Desafios para a inclusão digital da terceira idade

Enviada em 23/10/2019

A ascensão burguesa ao poder da Inglaterra no século XVIII produziu a Revolução Industrial, fenômeno que desencadeou a Revolução Técnico-Científico-Informacional durante o século XX com o surgimento das mídias digitais e da internet. Esse processo provocou mudanças na estruturação da sociedade e, ainda hoje, afeta o comportamento das pessoas. No entanto, uma parcela da população se viu eliminada de toda essa transformação: os idosos.
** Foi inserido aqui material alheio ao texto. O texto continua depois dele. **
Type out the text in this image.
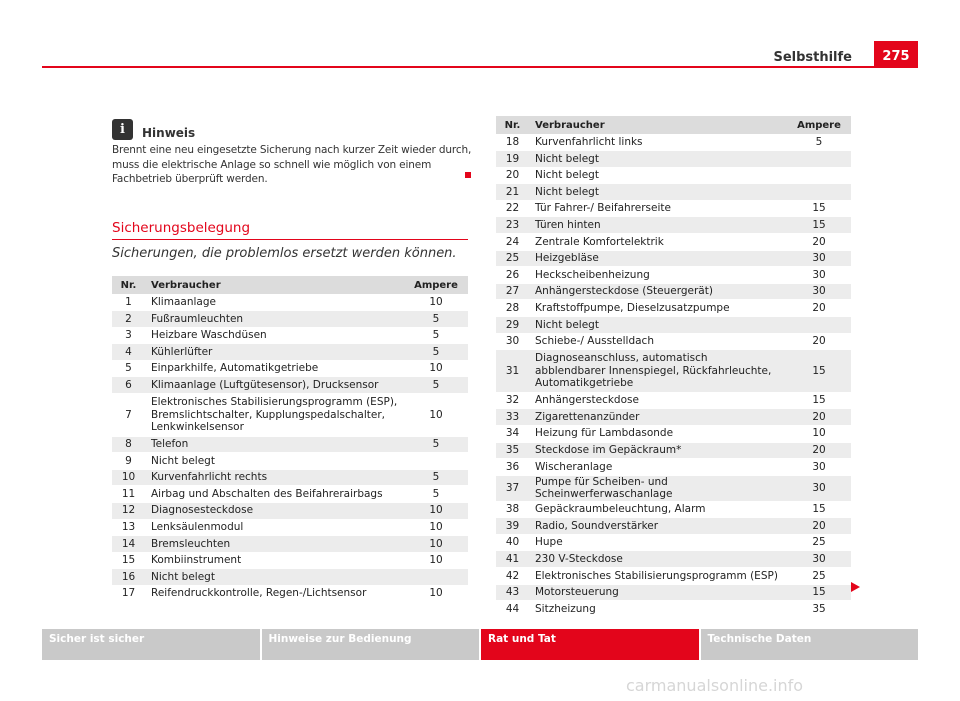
Selbsthilfe	275
i	Hinweis
Brennt eine neu eingesetzte Sicherung nach kurzer Zeit wieder durch, muss die elektrische Anlage so schnell wie möglich von einem Fachbetrieb überprüft werden.
Sicherungsbelegung
Sicherungen, die problemlos ersetzt werden können.
Nr.	Verbraucher	Ampere
1	Klimaanlage	10
2	Fußraumleuchten	5
3	Heizbare Waschdüsen	5
4	Kühlerlüfter	5
5	Einparkhilfe, Automatikgetriebe	10
6	Klimaanlage (Luftgütesensor), Drucksensor	5
7	Elektronisches Stabilisierungsprogramm (ESP), Bremslichtschalter, Kupplungspedalschalter, Lenkwinkelsensor	10
8	Telefon	5
9	Nicht belegt	
10	Kurvenfahrlicht rechts	5
11	Airbag und Abschalten des Beifahrerairbags	5
12	Diagnosesteckdose	10
13	Lenksäulenmodul	10
14	Bremsleuchten	10
15	Kombiinstrument	10
16	Nicht belegt	
17	Reifendruckkontrolle, Regen-/Lichtsensor	10
Nr.	Verbraucher	Ampere
18	Kurvenfahrlicht links	5
19	Nicht belegt	
20	Nicht belegt	
21	Nicht belegt	
22	Tür Fahrer-/ Beifahrerseite	15
23	Türen hinten	15
24	Zentrale Komfortelektrik	20
25	Heizgebläse	30
26	Heckscheibenheizung	30
27	Anhängersteckdose (Steuergerät)	30
28	Kraftstoffpumpe, Dieselzusatzpumpe	20
29	Nicht belegt	
30	Schiebe-/ Ausstelldach	20
31	Diagnoseanschluss, automatisch abblendbarer Innenspiegel, Rückfahrleuchte, Automatikgetriebe	15
32	Anhängersteckdose	15
33	Zigarettenanzünder	20
34	Heizung für Lambdasonde	10
35	Steckdose im Gepäckraum*	20
36	Wischeranlage	30
37	Pumpe für Scheiben- und Scheinwerferwaschanlage	30
38	Gepäckraumbeleuchtung, Alarm	15
39	Radio, Soundverstärker	20
40	Hupe	25
41	230 V-Steckdose	30
42	Elektronisches Stabilisierungsprogramm (ESP)	25
43	Motorsteuerung	15
44	Sitzheizung	35
Sicher ist sicher	Hinweise zur Bedienung	Rat und Tat	Technische Daten
carmanualsonline.info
Esse grupo assiste passivamente o crescimento de sua expectativa de vida ao mesmo tempo que se sente cada vez mais “offline” frente a um novo mundo interligado.

Primeiramente, é válido ressaltar que a sociedade brasileira atravessa um processo gradativo de envelhecimento populacional. Segundo o IBGE (Instituto Brasileiro de Geografia e Estatística), o Brasil possui 26 milhões de pessoas na terceira idade, e a projeção para 2027 é que eles já sejam um grupo de 37 milhões de indivíduos. Todavia, essa elevação da expectativa de vida não pode ser satisfatória sem que a qualidade de vida a acompanhe. Hodiernamente, possuir um “smartphone” e se conectar à internet são fatores básicos para se aliar ao mundo moderno, já que a busca por informações e a conquista de novas amizades agora são feitas no mundo virtual.
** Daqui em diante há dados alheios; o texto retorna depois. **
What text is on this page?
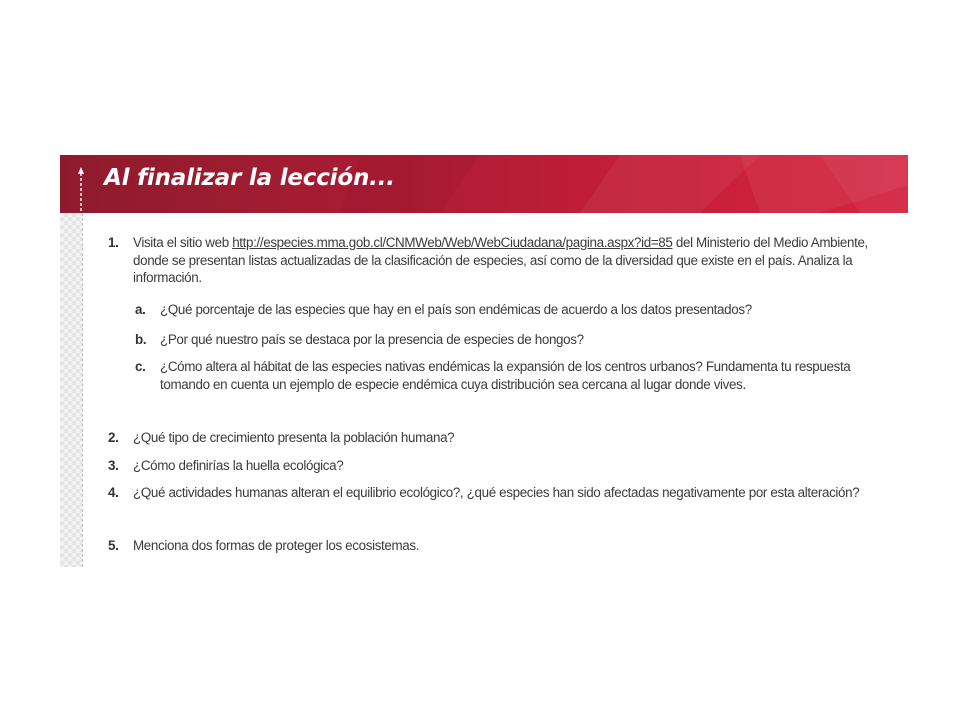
Al finalizar la lección...
1. Visita el sitio web http://especies.mma.gob.cl/CNMWeb/Web/WebCiudadana/pagina.aspx?id=85 del Ministerio del Medio Ambiente, donde se presentan listas actualizadas de la clasificación de especies, así como de la diversidad que existe en el país. Analiza la información.
a. ¿Qué porcentaje de las especies que hay en el país son endémicas de acuerdo a los datos presentados?
b. ¿Por qué nuestro país se destaca por la presencia de especies de hongos?
c. ¿Cómo altera al hábitat de las especies nativas endémicas la expansión de los centros urbanos? Fundamenta tu respuesta tomando en cuenta un ejemplo de especie endémica cuya distribución sea cercana al lugar donde vives.
2. ¿Qué tipo de crecimiento presenta la población humana?
3. ¿Cómo definirías la huella ecológica?
4. ¿Qué actividades humanas alteran el equilibrio ecológico?, ¿qué especies han sido afectadas negativamente por esta alteración?
5. Menciona dos formas de proteger los ecosistemas.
Por conseguinte, o afastamento entre esse grupo social e o mundo digital corrobora para uma segregação social capaz de gerar riscos à saúde. Segundo o filósofo Zygmunt Bauman, a sociedade atual é regida pela ideia de “modernidade líquida”. Para ele, as relações cultivadas entre as pessoas tornaram-se mais instáveis e menos duradouras, comportamento inflacionado pela internet, por exemplo. Entretanto, essa prática ainda não foi bem assimilada pelos idosos, que, por não seguirem esse novo padrão social e se manterem afastados da vida “online”, tornam-se recorrentes vítimas da solidão, o que culmina no surgimento de diversos casos de depressão.

Portanto, é mister que o Estado tome medidas no âmbito de aliviar essa problemática. Sendo assim, para que os idosos passem a ter contato com as mídias sociais, urge que o Ministério da Ciência e Tecnologia, por meio de uma maior arrecadação tributária, crie núcleos de ensino de informática nas escolas públicas brasileiras. Dessa forma, seriam ofertados cursos gratuitos para ensinar a terceira idade a acessar à internet, trocar mensagens e manter redes sociais. Somente assim, será possível inserir esse grupo na vivência contemporânea e prepará-los para as futuras revoluções tecnológicas.